We have all heard of the terms helicopter parenting and elephant parenting, but there’s a new one in town – snowplough parenting.

We have all heard of the terms helicopter parentingand elephant parenting, but there’s a new one in town – snowplough parenting.
A helicopter parent is described as someone who hovers over their child constantly, fixing their mistakes, organsing their days and even cutting up their food for them. Basically a sense of over-parenting.
On the flip side, however, elephant parents tend to not usually worry, they understand that it takes a village to raise a child and have an active role in the community.
But a snowplough is different to these; just read the reports of the college admissions scandal in the US and you'll figure out quite quickly what a snowplough parent is.
Snowplough parenting is an extreme form of parenting; where Mum and/or Dad will make sure their child’s path to success is clear, no matter what extreme measures they may have to take. Like a snowplough moving snow. 

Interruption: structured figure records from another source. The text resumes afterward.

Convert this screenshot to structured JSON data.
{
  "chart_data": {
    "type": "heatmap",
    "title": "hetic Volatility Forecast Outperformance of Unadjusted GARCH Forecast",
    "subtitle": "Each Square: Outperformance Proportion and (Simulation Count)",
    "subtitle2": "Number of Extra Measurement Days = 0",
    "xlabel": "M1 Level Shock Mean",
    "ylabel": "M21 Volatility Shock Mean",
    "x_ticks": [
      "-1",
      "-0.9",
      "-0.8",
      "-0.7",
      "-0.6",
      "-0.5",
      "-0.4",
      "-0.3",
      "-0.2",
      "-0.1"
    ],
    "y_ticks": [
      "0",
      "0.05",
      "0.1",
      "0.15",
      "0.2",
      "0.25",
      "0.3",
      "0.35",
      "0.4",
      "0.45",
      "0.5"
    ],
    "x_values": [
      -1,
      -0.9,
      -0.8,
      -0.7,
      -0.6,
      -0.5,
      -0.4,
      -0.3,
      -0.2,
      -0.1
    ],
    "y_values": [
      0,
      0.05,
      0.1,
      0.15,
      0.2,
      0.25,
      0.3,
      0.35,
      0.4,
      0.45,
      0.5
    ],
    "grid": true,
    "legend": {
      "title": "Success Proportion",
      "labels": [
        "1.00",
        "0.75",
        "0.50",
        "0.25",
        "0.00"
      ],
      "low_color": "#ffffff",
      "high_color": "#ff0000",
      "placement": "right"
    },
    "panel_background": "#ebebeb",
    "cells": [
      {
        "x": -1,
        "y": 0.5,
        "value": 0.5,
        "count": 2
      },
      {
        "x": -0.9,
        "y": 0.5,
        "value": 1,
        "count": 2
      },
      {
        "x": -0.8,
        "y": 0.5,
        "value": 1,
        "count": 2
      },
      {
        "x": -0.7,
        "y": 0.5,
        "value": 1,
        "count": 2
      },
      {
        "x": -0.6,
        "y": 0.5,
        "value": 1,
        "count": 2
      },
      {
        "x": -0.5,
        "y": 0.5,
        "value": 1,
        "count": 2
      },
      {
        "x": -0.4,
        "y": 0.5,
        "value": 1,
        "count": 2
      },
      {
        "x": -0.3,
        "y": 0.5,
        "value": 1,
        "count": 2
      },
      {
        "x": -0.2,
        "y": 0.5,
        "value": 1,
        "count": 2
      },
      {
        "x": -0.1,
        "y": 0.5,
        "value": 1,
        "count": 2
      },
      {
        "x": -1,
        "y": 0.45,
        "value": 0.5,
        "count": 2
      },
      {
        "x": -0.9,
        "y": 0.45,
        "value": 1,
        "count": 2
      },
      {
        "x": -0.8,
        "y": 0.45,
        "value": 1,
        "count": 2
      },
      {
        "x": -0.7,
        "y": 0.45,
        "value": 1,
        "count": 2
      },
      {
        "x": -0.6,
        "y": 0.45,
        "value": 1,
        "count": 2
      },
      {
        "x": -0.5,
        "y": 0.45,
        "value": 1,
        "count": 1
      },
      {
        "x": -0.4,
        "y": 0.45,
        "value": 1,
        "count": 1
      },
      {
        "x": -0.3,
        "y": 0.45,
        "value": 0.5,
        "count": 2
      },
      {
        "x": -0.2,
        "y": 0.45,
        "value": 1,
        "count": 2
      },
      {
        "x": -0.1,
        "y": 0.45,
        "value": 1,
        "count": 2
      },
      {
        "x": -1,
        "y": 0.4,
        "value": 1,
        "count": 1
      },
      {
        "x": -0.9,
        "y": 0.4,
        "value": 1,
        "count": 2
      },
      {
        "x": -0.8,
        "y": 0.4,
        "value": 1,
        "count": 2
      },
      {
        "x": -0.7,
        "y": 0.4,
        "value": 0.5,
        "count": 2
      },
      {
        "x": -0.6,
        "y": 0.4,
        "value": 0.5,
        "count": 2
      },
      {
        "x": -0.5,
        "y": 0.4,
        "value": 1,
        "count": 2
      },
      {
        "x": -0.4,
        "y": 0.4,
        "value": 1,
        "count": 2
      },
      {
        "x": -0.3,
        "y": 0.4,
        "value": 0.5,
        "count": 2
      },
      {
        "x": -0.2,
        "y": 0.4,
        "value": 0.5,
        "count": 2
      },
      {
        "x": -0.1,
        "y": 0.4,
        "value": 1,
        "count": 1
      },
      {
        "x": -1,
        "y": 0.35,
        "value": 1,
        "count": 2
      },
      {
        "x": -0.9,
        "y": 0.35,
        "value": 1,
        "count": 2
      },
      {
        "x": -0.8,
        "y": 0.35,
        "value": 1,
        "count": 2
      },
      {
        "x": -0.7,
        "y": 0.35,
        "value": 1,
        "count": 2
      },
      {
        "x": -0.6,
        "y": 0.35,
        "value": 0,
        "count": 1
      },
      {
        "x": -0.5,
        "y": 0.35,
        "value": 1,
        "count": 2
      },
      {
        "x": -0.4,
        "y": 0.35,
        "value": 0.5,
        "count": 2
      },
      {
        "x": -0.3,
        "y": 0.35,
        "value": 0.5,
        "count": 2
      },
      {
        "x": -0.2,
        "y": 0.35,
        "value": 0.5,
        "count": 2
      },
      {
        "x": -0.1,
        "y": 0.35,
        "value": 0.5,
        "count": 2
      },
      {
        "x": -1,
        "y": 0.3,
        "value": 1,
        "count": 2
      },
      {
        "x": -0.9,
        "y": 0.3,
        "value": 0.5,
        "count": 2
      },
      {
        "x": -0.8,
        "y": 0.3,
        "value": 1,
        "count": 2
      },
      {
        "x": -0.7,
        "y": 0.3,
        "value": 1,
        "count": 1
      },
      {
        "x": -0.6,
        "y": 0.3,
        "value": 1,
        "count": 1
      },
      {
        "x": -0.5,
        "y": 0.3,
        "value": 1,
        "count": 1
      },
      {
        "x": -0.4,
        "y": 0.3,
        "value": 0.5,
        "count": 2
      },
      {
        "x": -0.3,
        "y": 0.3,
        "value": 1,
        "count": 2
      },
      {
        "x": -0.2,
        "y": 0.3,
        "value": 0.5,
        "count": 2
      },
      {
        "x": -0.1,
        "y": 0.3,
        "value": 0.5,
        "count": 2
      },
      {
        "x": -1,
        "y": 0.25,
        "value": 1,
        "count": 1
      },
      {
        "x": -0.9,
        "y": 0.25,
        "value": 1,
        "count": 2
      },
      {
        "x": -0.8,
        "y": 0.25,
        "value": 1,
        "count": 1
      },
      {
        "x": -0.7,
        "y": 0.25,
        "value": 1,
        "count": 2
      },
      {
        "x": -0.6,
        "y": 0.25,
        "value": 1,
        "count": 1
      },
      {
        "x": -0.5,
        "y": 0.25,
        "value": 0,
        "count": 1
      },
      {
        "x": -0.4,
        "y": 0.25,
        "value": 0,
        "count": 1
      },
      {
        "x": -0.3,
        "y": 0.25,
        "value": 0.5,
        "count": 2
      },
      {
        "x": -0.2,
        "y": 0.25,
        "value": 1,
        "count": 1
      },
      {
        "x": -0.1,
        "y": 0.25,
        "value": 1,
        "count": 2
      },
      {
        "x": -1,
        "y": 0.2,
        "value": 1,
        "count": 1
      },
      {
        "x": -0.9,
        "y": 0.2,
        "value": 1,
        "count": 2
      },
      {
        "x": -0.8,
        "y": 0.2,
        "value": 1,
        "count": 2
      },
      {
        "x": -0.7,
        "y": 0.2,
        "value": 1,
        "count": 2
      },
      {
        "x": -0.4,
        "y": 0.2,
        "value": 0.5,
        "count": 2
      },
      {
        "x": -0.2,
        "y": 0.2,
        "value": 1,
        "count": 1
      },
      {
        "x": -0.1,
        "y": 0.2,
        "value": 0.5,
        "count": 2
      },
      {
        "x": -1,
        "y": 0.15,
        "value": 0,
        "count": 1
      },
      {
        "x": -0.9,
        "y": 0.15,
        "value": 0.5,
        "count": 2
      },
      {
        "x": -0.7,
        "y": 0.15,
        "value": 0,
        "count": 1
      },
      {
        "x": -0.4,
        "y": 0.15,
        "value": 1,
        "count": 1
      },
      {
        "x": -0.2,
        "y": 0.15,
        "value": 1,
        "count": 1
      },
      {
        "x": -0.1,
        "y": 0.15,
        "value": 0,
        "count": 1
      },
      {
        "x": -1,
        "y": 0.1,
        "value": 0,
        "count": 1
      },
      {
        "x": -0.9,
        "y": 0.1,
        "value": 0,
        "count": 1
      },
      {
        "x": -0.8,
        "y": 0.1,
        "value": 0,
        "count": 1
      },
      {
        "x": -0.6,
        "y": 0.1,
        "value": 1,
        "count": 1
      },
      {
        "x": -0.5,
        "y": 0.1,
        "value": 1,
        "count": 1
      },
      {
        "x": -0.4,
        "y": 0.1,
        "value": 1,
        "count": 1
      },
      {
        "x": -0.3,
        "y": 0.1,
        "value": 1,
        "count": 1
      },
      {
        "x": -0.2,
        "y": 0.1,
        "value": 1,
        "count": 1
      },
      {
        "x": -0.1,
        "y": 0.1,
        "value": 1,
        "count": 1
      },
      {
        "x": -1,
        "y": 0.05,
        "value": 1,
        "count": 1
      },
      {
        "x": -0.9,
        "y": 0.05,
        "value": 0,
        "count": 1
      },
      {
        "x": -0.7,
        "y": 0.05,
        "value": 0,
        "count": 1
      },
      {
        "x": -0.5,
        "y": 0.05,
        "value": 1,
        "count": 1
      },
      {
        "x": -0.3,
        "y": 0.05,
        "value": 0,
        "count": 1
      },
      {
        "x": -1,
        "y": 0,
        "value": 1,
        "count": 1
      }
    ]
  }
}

It’s a fear of their child failing, of being disappointed, of not getting what they want – and it’s not good for either parent or the child.
Mums and dads can find themselves getting in awkward situations (just look at Full House actress Lori Loughlin and her husband, who paid $500K to get their kids into college) and children can really struggle when they reach adulthood as they tend to have a lack of problem-solving skills. 
It's kind of like a term our parents would have used back in the day: coddled.
Most of us parents have nothing but good intentions for our kids. Sometimes good intentions fall a little short though and the repercussions can be felt many years after.  
In 2008, editor at Psychology Today, Hara Estroff Marano woke a manifesto titled A Nation of Wimps: The High Cost of Invasive Parenting, where he looked at the results of overprotected children creating a nation of immature adults incapable of dealing with a crisis.
And it's true. How will a child ever learn to navigate their way through life if their parents are forever creating a clear path for them? The job of a parent is to teach their child to be able to make their own way in this world, and that can sometimes mean watching them fail.
As Julie Lythcott-Haims, author of  How to Raise an Adult: Break Free of the Overparenting Trap and Prepare Your Kid for Success, said: "the point is to prepare the kid for the road, instead of preparing the road for the kid."